10/13/2023
Asymétrie
Les gens pensent que tout cela est loin, dit le Double: sauf que le proche et le lointain ont aujourd'hui tendance à se téléscoper. Ils vivent aussi dans le mythe selon lequel les autorités les protégeraient contre toute espèce d'ennemi aussi bien interne qu'externe. Tant qu'ils ne se heurteront pas eux-mêmes à la réalité, ils continueront à le croire. D'une manière générale, on part de l'idée selon laquelle l'Etat serait fort, alors que les groupes armés non étatiques qui le combattent seraient faibles.
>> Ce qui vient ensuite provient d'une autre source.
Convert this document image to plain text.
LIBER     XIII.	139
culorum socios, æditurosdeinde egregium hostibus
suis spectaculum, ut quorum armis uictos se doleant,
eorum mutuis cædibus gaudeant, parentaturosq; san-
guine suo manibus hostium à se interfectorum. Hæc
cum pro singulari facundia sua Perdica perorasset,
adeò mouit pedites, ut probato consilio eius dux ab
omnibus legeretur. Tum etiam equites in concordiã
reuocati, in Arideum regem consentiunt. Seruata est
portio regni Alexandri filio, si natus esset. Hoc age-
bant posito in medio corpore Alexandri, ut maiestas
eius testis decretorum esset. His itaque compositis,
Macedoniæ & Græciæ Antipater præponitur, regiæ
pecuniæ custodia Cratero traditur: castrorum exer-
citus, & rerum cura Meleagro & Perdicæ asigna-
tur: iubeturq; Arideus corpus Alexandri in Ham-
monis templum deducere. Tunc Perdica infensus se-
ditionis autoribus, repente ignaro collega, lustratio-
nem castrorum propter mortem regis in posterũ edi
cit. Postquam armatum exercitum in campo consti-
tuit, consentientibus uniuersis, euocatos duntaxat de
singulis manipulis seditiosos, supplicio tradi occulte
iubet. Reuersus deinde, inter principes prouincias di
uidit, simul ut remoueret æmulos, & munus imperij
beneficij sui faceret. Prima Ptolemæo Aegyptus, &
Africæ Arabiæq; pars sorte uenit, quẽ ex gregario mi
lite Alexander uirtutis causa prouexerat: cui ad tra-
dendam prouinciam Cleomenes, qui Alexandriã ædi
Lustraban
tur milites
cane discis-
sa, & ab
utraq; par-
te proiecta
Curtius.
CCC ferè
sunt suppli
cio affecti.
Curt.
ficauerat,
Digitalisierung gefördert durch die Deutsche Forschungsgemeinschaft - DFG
C'était peut-être le cas autrefois, mais cette époque est révolue. L'asymétrie s'est en fait retournée. Il n'y a que très peu d'Etats aujourd'hui en Europe qui disposent encore d'une armée digne de ce nom. Ils sont aussi préparés à faire la guerre que leurs systèmes de soins et de santé l'étaient, il y a trois ans, à se confronter au Covid-19. Vous oubliez la police, dira-t-on. Oui, il y a la police. Elle est peut-être apte à gazer et/ou éborgner des manifestants pacifiques dans la rue, c'est une chose. Quant à faire échec aux groupes armés en question, c'est une autre affaire. C'est ce qui a fini quand même par apparaître. L'insécurité relève, si l'on veut de la guerre, mais d'une guerre qu'il faut alors considérer comme étant à sens unique, autrement dit pas vraiment de la guerre: au moins si l'on admet, avec Clausewitz, que "la guerre ne commence pas avant que l'invasion ait suscité la défense". Car, en l'espèce, la défense est inexistante. Concrètement, n'importe quoi peut arriver à n'importe qui n'importe quand n'importe où. Le problème a été abordé dans un certain nombre de romans d'anticipation (Jean Rollin, Laurent Obertone, Franck Poupart, etc.). Sauf que la fiction est ici rattrapée par la réalité, certains diront même: dépassée.